Temperature, wind speed and humidity affect it. With PET the moisture use evaporating out of a planted crop is calculated.
With temps in the upper 90s and winds being 25-plus miles per hour the potential moisture use by the crops have been on the high end of the usage range.
Once the soil moisture levels hit 20 percent the plants will no longer be able to extract any more, since oven drying is the only way to extract the last amount. That is when we know the end is near.
Hopefully that does not occur. Parts of the eastern Midwest are in that position already.
- Weeds: One of the herbicide researchers in Iowa put it best when he talked to a group of growers about the weeds that didn’t seem to be fazed by more applications of herbicides in their fields.
He told them they had two choices of action, using a row crop cultivator or hand hoe. Now what would they prefer?
In more fields that landmark year seems to have arrived in 2012 where weeds that normally started to wilt down in one day are now standing tall and perfectly healthy a week after being sprayed with herbicides that previously worked.
So things are different now and it is going to take more thinking and strategizing. Welcome to 2012.
And seeing how many waterhemp are flourishing in many corn fields now ready to produce seed for 2013 and beyond it may not get any easier.
There are more and more instances where operators have hooked up their row-crop cultivators to go take out the survivors that will soon be standing tall above their bean canopy unless measures are taken.
There is finally action within the Environmental Protection Agency on Kumei’s new KIH 485 product. BASF got its label on Zidura for corn. Fierce was labeled a few months ago on no-till corn.
FMC is having a showing of Action near Ames in a few weeks.
A fellow from the U.S. is also seeing if companies in Japan have any new products that could help offer broadleaf control in soybean fields in the near future if they were entered into state trials.

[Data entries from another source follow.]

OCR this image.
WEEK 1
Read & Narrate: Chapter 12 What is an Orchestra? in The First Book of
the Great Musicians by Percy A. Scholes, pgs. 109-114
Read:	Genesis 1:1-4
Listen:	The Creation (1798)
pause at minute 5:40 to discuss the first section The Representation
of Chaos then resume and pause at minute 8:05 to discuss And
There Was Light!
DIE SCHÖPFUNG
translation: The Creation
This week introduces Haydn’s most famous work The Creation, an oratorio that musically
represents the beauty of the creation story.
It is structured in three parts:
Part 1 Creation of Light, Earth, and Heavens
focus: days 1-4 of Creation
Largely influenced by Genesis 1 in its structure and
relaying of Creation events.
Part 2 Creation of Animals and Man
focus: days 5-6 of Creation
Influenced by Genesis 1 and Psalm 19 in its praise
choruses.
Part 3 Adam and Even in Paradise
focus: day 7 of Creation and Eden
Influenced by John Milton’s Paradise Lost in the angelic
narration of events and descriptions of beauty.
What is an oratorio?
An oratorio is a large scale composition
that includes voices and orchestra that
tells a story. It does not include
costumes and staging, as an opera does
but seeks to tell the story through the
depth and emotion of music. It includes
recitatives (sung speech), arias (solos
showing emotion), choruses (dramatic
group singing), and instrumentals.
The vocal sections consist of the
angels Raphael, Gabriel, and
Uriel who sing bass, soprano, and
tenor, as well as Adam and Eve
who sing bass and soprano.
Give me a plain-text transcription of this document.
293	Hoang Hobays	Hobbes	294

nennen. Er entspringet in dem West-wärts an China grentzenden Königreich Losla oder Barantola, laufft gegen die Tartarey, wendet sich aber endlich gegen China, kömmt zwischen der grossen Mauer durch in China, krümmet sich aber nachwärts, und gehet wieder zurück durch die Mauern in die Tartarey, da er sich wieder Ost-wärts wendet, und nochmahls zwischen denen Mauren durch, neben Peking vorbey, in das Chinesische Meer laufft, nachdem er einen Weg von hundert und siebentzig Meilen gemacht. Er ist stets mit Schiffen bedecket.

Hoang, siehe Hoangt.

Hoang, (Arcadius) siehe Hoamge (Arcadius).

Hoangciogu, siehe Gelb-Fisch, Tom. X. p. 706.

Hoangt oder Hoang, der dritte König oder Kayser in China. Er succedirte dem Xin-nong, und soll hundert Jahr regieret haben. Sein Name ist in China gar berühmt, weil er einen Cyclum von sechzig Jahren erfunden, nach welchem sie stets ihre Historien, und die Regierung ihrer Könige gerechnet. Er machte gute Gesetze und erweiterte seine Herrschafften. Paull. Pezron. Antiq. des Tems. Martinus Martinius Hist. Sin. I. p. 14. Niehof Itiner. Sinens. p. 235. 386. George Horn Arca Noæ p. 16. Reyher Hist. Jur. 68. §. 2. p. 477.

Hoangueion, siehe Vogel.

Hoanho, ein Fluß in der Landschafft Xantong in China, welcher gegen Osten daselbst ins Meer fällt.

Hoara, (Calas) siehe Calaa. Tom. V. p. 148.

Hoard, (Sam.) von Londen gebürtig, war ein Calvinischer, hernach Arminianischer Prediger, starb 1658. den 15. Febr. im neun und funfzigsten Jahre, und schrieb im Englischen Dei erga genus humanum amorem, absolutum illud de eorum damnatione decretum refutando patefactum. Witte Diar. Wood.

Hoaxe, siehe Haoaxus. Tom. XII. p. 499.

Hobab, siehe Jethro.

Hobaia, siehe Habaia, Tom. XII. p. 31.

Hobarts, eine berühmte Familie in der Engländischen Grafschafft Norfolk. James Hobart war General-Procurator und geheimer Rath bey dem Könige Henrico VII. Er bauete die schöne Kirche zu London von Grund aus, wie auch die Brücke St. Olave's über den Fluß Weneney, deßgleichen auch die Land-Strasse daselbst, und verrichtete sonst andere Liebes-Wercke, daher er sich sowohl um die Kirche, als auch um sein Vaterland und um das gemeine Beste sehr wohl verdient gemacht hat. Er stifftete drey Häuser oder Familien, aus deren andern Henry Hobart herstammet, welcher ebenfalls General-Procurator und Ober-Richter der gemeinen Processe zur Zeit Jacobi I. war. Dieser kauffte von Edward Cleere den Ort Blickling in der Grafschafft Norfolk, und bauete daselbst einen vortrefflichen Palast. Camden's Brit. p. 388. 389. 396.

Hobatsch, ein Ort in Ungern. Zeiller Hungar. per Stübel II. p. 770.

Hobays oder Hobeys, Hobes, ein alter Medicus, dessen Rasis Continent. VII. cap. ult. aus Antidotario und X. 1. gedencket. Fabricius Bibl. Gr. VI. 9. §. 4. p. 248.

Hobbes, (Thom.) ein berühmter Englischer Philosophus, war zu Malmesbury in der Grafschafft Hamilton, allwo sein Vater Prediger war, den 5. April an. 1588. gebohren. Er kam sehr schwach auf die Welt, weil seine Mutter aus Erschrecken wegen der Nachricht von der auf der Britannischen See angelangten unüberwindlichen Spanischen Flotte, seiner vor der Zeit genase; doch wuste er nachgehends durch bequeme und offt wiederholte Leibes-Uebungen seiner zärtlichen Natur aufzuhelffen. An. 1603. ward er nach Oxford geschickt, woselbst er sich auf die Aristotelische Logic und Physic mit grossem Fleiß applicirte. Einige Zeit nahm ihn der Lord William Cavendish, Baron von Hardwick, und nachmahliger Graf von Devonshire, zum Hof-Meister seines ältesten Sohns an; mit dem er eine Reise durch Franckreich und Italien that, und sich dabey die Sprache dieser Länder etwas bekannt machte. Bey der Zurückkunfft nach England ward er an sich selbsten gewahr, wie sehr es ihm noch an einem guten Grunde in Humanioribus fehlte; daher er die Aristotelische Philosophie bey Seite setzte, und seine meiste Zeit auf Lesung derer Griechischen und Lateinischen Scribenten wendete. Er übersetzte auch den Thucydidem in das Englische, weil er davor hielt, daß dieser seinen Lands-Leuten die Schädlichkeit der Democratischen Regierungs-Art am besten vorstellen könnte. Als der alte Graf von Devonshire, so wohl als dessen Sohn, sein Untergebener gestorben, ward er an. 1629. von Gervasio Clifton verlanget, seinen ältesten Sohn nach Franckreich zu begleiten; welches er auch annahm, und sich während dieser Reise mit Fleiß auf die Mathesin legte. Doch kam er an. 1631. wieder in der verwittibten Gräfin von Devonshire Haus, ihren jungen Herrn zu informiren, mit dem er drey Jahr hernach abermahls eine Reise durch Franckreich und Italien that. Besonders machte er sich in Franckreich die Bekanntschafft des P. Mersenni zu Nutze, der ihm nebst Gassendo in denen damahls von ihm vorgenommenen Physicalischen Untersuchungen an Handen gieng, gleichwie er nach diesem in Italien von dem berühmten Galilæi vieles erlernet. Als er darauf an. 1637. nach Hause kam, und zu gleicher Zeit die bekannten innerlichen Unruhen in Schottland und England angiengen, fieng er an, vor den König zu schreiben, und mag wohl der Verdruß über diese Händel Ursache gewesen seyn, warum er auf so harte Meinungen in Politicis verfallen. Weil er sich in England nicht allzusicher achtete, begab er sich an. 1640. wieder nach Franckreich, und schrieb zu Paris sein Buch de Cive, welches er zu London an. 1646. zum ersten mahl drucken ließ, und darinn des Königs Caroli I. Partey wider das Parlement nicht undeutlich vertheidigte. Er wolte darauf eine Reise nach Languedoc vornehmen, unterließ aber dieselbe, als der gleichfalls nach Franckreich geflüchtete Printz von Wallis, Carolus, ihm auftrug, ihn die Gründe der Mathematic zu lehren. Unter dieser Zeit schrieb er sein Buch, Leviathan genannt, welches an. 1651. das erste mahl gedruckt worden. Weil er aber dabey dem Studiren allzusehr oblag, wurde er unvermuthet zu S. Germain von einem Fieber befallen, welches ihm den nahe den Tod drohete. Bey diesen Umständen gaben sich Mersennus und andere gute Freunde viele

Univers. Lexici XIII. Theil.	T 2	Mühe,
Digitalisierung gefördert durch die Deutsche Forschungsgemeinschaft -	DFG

Growers now need two to three new products to fill in the performance gap.
Unfortunately, the companies we depend on for developing new products have not had the financial incentive the last few years to develop, test and release products.
New families and possibly new MOA’s tend to cost in the range of $600 to $700 million.
- Crop diseases: It has been on the hot and dry side and most moisture-dependent foliar diseases are not causing too many problems.
In 2011, Goss’ grew from a disease that we had to discuss with so-called experts all the way to Des Moines and Washington several times to gain recognition for it devastating effect, to one that most growers learned about first hand and the hard way.
It won’t do to sleep on this problem in 2012. In the past week the Extension pathologists in Ames and Lincoln, Neb., disclosed they had detected the vascular form of the corn disease in different fields in Iowa.
This terminology basically means that it has gotten into the plants’ plumbing tissue.
A week ago it took a trained eye to pick out the barely visible symptomology.
This week those lesions are much easier to see. Last week it was good to have the Ag Dia kit on hand.
This week one does not need it as much. As to whether it is in a high percentage of the fields already – no comment. Now is when growers will feel rewarded for planting only tolerant hybrids, using conventional herbicides and applying herbicides.
The commodity forecasters still have no clue about what it can do to the nation’s corn yield.
Combine it with an Eastern Corn Belt drought and the USDA’s 168 bushels per acre figure sounds laughable.
Soybean challenges
With many fields of beans either being planted late or beginning to grow later than planned, the major challenge will be to have the plants form as many podded nodes as possible. That and adding branches always creates the top yields.
Using any hormone products that added cytokinins earlier in the season helps form more branches and shorten the time interval required between trifoliate leaf stages. These could still be added with good results.
Other foliars will reward growers who have been receiving moisture as it sets the stage with more branches, flowers and pods. Mother Nature still needs to deliver the moisture.